Hastings College senior Olivia Perez of Lincoln, Nebraska, will present the annual Sara Jane Gardner Memorial Lecture at 6:00 p.m. on Monday, April 25, in Wilson Auditorium; it is free and open to the public. The presentation, titled “Nationalism, Nazis and a Crowbar: An Analysis of the Kaunas Pogrom in Lithuania,” begins with a gruesome moment — the Lietukis garage massacre in Kaunas, Lithuania, on June 23, 1941, which marked the beginning of the mass extermination of Lithuanian Jewry.
As Nazi troops began to take over the town, local Lithanian militias such as the Lithuanian Activitst Front, joined the invaders in rounding up the town’s Jewish population. Fifty Jewish men were brought to an auto shop garage where they were humiliated and beaten to death by a single man with a crowbar. It was even too much for the Nazis: one officer said, “I had to leave the square because I could not watch anymore.” A photographer at the scene reported that the communal killing included an accordionist who would climb on the bodies and play the Lithuanian national anthem…the people would clap and sing….”
Perez’ presentation will put this singular, horrible moment into some kind of context.
The Lietukis garage massacre was the beginning of the Pogrom of Kaunas and foreshadowed the total destruction of Lithuianian Jews in the six days to come. It is one of the many instances of mass antisemitic violence that plagued Eastern Europe in the 1940s. The Kaunas pogrom stands out due to both the symbolic nature of the heinous acts committed against Jews and for the hate that influenced such actions.
It appears that the pogrom in Lithuania was especially violent because of the dangerous cocktail of three ingredients: belief in the Judeo Bolshevik myth, Lithuanian Nationalism and the Nazification of Lithuania.
The Sara Jane Gardner Memorial Lecture is an annual tribute to the late Sara Jane Gardner, professor of History and English at Hastings College from 1965 to 1990. Since 2011, the Alpha Gamma Sigma chapter of the national history honorary society, Phi Alpha Theta, has chosen one of their members to present a lecture of original research in Gardner’s honor.

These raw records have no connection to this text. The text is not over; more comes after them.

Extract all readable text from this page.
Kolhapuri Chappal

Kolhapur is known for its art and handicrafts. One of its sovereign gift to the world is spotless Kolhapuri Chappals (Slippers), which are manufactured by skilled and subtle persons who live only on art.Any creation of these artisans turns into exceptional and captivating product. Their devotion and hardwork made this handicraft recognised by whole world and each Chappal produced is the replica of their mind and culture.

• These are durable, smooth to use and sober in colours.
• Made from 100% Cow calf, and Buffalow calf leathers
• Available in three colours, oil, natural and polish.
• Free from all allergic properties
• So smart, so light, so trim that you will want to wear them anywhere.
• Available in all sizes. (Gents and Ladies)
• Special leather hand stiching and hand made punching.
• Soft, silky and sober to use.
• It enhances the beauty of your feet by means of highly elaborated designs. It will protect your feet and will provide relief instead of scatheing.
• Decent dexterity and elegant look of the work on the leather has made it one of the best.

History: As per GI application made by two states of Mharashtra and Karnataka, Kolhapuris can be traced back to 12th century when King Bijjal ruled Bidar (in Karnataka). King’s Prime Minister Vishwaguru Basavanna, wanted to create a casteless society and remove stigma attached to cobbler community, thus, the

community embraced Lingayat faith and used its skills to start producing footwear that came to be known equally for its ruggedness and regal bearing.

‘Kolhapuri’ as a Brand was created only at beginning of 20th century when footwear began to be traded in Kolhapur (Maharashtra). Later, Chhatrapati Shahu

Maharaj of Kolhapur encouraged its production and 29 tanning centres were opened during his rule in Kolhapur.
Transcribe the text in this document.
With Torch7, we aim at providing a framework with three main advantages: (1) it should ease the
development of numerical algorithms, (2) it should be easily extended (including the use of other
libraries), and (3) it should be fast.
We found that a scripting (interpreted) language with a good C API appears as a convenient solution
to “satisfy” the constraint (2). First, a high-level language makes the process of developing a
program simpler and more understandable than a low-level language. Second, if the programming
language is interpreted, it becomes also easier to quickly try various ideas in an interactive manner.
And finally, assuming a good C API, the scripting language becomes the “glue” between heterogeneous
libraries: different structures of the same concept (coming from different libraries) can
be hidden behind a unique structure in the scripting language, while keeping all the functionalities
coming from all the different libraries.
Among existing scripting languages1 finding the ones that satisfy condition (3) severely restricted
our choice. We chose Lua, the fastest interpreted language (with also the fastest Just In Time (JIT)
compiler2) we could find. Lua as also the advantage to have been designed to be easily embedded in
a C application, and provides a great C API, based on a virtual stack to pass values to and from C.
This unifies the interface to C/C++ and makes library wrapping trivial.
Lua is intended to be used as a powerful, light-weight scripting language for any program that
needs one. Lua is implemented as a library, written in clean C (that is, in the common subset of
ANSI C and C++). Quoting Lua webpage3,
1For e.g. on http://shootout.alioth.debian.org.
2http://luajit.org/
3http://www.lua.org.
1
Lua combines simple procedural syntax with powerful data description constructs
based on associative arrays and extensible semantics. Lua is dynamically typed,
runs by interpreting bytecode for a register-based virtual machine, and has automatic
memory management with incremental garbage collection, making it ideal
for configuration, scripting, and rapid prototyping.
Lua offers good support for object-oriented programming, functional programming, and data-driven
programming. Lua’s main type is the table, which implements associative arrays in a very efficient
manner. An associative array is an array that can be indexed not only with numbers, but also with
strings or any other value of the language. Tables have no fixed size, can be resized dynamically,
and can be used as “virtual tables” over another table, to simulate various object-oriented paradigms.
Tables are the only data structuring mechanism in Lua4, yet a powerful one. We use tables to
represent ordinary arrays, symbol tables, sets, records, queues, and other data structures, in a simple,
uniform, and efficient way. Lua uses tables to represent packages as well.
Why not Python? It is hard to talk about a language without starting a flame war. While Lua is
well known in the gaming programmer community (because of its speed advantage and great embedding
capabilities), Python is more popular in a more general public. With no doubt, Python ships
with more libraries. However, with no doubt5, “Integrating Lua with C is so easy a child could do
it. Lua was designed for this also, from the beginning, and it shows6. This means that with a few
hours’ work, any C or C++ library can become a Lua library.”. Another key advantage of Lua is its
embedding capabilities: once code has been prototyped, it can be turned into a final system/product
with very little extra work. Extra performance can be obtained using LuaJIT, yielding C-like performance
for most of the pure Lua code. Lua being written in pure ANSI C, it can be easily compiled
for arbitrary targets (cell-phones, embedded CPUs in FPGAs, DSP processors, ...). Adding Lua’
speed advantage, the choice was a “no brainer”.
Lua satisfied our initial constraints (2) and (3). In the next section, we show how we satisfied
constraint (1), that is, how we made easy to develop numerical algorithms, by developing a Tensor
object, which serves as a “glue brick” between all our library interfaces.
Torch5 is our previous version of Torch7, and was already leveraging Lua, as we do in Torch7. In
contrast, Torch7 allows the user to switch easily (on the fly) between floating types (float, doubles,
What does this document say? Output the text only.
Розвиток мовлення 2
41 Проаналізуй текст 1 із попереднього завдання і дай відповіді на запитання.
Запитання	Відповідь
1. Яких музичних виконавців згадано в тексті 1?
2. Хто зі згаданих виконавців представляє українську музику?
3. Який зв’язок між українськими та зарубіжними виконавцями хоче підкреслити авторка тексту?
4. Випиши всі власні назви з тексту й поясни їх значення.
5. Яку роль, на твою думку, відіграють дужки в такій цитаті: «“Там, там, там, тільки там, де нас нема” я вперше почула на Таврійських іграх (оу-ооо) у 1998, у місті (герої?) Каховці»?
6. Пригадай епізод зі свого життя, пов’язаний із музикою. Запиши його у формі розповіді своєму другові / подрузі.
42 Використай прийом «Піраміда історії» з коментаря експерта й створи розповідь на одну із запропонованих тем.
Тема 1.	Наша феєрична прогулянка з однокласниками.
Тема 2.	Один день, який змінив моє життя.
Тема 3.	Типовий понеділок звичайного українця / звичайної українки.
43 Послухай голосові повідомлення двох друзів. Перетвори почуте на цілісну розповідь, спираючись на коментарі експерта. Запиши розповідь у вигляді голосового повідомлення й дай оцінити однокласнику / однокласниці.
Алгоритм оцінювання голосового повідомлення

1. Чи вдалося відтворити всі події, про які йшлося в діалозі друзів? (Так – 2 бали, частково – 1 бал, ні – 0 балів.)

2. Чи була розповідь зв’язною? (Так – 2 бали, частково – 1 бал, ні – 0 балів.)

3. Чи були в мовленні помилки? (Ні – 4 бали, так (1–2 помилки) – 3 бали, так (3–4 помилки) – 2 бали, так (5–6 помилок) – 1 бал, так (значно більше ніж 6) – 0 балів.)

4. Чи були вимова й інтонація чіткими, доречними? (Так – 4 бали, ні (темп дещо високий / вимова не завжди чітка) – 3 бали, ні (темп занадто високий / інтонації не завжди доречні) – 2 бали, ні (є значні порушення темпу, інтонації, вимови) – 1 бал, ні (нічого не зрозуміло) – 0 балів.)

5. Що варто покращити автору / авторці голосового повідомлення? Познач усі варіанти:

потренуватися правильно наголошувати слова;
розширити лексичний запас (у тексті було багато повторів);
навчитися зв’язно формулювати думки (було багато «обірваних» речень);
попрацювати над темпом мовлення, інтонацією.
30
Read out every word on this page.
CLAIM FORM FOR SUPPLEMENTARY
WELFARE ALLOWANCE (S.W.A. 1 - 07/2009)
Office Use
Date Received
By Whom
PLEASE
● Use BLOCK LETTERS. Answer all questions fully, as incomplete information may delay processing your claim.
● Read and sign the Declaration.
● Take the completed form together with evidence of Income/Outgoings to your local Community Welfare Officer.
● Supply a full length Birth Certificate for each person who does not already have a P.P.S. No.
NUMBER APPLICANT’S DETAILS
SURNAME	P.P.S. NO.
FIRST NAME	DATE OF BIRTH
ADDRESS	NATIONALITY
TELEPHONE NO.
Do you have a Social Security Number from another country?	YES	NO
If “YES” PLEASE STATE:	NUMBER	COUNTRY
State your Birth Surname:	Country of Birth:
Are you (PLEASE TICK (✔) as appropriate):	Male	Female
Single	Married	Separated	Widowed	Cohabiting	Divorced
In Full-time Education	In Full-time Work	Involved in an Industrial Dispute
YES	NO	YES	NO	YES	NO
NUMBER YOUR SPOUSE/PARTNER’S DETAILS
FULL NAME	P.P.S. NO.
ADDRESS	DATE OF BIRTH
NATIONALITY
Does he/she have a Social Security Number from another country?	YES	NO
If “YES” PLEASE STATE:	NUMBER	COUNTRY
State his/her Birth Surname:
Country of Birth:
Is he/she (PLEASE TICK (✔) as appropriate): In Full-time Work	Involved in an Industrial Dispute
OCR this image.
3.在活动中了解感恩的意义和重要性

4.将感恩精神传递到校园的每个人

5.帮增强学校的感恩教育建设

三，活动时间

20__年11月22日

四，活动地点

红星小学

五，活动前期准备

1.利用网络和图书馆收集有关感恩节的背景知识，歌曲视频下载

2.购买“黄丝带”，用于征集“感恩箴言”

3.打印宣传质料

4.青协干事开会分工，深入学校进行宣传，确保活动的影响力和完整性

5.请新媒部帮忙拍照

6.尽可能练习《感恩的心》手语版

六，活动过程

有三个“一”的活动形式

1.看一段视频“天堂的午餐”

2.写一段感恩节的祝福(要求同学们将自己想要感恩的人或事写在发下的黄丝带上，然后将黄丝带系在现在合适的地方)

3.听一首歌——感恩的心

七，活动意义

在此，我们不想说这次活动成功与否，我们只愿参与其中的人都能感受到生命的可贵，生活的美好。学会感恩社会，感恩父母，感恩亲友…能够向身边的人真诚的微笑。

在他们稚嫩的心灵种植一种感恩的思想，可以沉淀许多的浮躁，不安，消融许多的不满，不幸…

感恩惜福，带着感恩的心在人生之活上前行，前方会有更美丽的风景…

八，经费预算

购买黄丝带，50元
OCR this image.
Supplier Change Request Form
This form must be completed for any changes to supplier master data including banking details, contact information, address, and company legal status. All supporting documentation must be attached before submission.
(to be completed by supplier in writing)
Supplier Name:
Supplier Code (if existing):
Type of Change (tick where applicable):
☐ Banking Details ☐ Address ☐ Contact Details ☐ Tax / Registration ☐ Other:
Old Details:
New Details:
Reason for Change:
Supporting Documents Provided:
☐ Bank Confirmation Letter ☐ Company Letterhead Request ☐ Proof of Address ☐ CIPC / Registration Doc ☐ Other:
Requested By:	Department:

Perez, this year’s presenter, is president of the chapter and will graduate with honors in History in May. She is an emerging scholar of the Holocaust, and has presented papers at the college’s academic showcase and the Texas A&M University History Conference in College Station, Texas. She has accepted the Graduate Scholar Award to enter the master’s program in History and Museum Studies at Southern Illinois–Edwardsville in the fall.